Bullet-DNP successfully enabled the characterization of short-lived CaC precursors (lifetimes ≤5 s) under high oversaturation conditions. Two distinct CaC PNS were identified based on their chemical shifts and linewidths, suggesting differences in size and composition. The species at δ(¹³C) ≈ 162.3 ppm was attributed to a smaller PNS, possibly bicarbonate-based, while the broader species at δ(¹³C) ≈ 168.9 ppm was assigned to larger clusters with reduced rotational mobility. The effective relaxation rates (<i>R</i>_eff) for the three observed species (free carbonate and the two PNS) were determined, revealing faster relaxation rates for the Ca²⁺-bound species. Experiments at pH 6, 7, and 8 showed that higher pH resulted in a faster conversion of small clusters into larger aggregates. Powder X-ray diffraction indicated a pH-dependent formation of vaterite and calcite. The observed PNS did not lead to one specific solid product. A significant signal enhancement of ≈52,700 was achieved for the free carbonate and the narrow PNS resonance at pH 6. Control experiments using traditional DDNP systems resulted in the complete loss of carbonate due to degassing, highlighting the advantage of Bullet-DNP. The results show that the formation mechanism observed under mild oversaturation extends to the high-oversaturation regime but occurs at much faster kinetics.
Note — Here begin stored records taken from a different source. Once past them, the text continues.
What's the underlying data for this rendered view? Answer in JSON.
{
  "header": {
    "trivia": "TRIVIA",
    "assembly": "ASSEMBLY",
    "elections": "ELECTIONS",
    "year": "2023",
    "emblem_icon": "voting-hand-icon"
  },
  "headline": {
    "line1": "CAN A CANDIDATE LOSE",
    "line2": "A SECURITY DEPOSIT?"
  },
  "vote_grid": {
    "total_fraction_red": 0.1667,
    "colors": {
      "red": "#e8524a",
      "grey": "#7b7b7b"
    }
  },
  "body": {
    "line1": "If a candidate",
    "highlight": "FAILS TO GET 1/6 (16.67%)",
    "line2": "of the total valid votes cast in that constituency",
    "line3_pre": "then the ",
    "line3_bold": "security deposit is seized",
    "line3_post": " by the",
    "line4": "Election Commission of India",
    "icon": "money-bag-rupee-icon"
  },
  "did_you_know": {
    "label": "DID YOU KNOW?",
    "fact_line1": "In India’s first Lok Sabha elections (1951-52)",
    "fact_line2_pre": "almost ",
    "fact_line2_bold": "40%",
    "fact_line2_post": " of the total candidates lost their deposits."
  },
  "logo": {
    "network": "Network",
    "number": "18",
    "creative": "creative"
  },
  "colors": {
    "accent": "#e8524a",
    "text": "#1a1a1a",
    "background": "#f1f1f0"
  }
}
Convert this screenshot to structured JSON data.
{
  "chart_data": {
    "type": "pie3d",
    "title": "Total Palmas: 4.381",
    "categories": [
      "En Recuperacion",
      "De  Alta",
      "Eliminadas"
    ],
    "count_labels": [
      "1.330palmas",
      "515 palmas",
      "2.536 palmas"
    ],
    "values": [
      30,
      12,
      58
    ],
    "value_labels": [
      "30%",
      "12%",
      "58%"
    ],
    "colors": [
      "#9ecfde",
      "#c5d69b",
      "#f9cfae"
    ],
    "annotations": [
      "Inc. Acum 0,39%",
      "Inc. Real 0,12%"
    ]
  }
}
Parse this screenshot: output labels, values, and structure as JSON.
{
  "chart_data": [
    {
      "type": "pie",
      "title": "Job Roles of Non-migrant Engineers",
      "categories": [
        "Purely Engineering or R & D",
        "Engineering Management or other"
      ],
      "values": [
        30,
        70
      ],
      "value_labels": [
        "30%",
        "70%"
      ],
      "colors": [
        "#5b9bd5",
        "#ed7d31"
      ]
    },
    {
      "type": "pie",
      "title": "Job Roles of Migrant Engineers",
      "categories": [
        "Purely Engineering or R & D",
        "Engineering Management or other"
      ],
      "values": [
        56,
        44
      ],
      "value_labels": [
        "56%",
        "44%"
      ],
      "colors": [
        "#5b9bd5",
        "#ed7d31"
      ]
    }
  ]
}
The findings demonstrate the feasibility of using Bullet-DNP to study very fast material formation processes. The identification of two distinct PNS strongly supports the non-classical crystallization pathways previously observed under mild oversaturation. These pathways seem to be relevant even at high concentrations, although the faster kinetics might lead to some events falling outside the time resolution of the technique. The observed pH-dependent ratios of the two PNS and the final product (vaterite/calcite) suggest complex interactions between pH, precursor species, and final solid morphology. The results are consistent with existing models suggesting the existence of multiple CaC precursor species. Future research could incorporate molecular dynamics simulations to complement the experimental data, given that MD simulations are well-suited to studying processes at the microsecond to millisecond timescale, and high concentrations reduce computational costs.

This study successfully applied Bullet-DNP to identify and characterize short-lived calcium carbonate pre-nucleation species under high oversaturation. Two distinct PNS were observed, confirming non-classical crystallization pathways extend to this previously inaccessible regime. This advancement in methodology expands the possibilities for studying a range of pressure-sensitive systems and may lead to novel designs of CaC-based materials with tailored morphologies and properties. Future work should focus on integrating molecular dynamics simulations and applying advanced NMR techniques such as ultrafast exchange and diffusion spectroscopy.

The rapid precipitation of the sample complicated the accurate determination of signal enhancement factors and introduced potential biases due to concentration gradients. The presence of glycerol as an internal standard might influence the CaC formation kinetics. The time resolution of the Bullet-DNP technique may limit the complete observation of all steps in the precipitation process, particularly the very early stages. The exact nature and composition of the two identified PNS could benefit from further investigation.